What's it about?
A day in the life of a New York (animal).
What'd I experience?
As I entered the New Ohio Theatre I thought I had ended up in the wrong place. The room had a heavy cabaret vibe to it. Low lighting and small tables scattered around a grand piano smack center of the room. Making me feel even more out of place was the bar, along with the waitresses that kept asking if I wanted to drink anything. I didn't realized at the time why they kept asking me if I wanted anything, probably cause I looked like my date had stood me up. Everyone in the room seemed to either be on a date or with family and friends - then there was me. Alone.
Regardless of looking lonely, I wasn't expecting the format of the show. Another thing I was surprised by - the music. The playbill mentioned that one of the sets of characters were a band, but I thought that was part of their back story not that they'd be singing throughout the entire show. The music itself had a mix of jazz and folk music - classic hipster.
The band members themselves aren't given names so I can't be more specific other than saying that the lead - female, dark pixie cut, and tall as hell - had the voice of an angel. I am a huge (insert synonyms for huge) BANKS fan. Anyway, this girl's voice gave me those delicious chills. She could took me from a gentle lullaby to a power house ballad in like a second. I've never been to a lounge, but if this is any indication of what it's like - I'm ready.
The New Yorker's themselves were hilarious. To any tourist these characters may come off as, well, as characters. But being a native to the big apple I can vouch that these are real people - especially the weird ones.

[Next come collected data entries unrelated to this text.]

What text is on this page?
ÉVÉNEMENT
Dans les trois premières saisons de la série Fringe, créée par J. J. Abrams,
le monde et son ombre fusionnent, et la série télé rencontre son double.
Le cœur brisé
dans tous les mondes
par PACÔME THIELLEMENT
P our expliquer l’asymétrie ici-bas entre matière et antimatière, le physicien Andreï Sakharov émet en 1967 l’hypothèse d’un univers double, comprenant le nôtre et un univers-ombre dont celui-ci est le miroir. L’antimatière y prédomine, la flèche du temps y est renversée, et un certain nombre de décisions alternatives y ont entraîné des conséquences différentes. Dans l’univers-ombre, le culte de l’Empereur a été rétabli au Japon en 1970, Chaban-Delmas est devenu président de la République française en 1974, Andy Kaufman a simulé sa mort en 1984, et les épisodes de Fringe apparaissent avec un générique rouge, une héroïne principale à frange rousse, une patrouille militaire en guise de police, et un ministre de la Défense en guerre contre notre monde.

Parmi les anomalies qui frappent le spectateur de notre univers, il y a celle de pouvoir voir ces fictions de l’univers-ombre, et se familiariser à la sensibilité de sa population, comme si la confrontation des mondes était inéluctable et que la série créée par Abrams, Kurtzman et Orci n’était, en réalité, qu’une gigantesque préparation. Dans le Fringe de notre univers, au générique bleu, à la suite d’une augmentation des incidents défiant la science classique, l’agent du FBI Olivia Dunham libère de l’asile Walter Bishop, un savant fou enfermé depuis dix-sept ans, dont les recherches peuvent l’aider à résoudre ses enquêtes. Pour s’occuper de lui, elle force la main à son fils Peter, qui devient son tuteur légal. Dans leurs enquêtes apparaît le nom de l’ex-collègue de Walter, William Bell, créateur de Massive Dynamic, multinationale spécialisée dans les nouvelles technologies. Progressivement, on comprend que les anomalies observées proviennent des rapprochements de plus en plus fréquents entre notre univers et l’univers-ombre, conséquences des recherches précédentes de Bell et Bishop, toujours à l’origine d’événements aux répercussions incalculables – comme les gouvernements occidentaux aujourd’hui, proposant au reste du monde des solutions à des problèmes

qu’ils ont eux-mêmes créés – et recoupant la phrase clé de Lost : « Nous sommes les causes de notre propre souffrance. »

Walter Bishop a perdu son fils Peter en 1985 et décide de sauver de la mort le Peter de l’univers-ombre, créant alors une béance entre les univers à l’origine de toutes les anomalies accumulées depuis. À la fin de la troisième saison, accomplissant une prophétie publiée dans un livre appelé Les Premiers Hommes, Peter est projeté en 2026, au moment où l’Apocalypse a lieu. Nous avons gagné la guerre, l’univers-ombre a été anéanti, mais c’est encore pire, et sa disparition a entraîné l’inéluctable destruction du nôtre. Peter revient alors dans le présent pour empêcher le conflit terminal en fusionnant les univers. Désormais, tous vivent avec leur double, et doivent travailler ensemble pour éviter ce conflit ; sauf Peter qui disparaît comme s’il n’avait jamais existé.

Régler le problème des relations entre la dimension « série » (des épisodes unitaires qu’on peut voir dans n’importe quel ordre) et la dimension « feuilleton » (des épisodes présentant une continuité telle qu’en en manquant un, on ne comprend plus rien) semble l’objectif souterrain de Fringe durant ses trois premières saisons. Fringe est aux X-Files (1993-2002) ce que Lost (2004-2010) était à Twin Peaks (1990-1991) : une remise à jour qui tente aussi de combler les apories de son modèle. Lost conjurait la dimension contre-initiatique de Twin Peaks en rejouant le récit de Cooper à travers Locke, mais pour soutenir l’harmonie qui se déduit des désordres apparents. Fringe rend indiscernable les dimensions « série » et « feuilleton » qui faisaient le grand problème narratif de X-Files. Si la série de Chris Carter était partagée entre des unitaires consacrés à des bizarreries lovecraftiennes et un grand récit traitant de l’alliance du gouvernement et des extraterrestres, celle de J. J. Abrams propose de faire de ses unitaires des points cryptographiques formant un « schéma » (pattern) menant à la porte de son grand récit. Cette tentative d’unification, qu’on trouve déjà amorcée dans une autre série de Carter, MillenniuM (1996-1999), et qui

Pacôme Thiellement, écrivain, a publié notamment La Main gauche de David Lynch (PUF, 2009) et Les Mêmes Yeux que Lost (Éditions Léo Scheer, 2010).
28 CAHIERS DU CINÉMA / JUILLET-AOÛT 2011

Three that stuck with me were the stay-at-home mum with a Latin nanny that "no habla Ingles," the Mexican delivery boy (played by a Caucasian actor) and the Park Avenue Princess. I think that those types were highlighted to focus on the issue of privilege that exists in this city. Because NYC is such a small place with a dense population, personalities and beliefs inevitably clash.
Given that the theme of privilege was so prevalent in this show. It made me reflect on the fact that most New Yorkers are often seen as cold and rude people. When, in reality, it's all about perspective. For example, if I were to have been raised as a Park Avenue Princess (god forbid) and was born into wealth and success, chances are that things will go smoother in life for me. That seemed to be the issue between the delivery boy and the upscale restauranteur. After waiting on a delivery item that had been missing, the wealthy woman strikes up a conversation with the young man. It's all off to a good start and then suddenly takes a sour turn, when the topic of money comes up. Ironically, it's all fueled by the view the women gets from her penthouse. It's obvious that the delivery boy will arguably be seen as the hard worker unlike the women who would probably be seen as having been lucky enough to be rich, thus undeserving. That same thing is what often happens when I talk about Upper East Siders. I clump them all into one group of stuck up Gossip Girl types, which, in theory, is quite unfair. It's often that people (including myself) forget that they didn't ask to be part of the 'privileged' bunch, no one chooses their life it's all a matter of fate.
The thing that I think New York Animals did, make me, a native New Yorker, remember that we all share the same home. In the end all of these people - from completely different walks of life - end up in the same emergency room at 4am. No matter what their address or bank account balance, they all end up in the same dingy hospital waiting room. I can't think of a more perfect metaphor for New York City. The beauty of this city is that in some weird way it has figured out a way of condensing pieces of the world into the small city we all call home.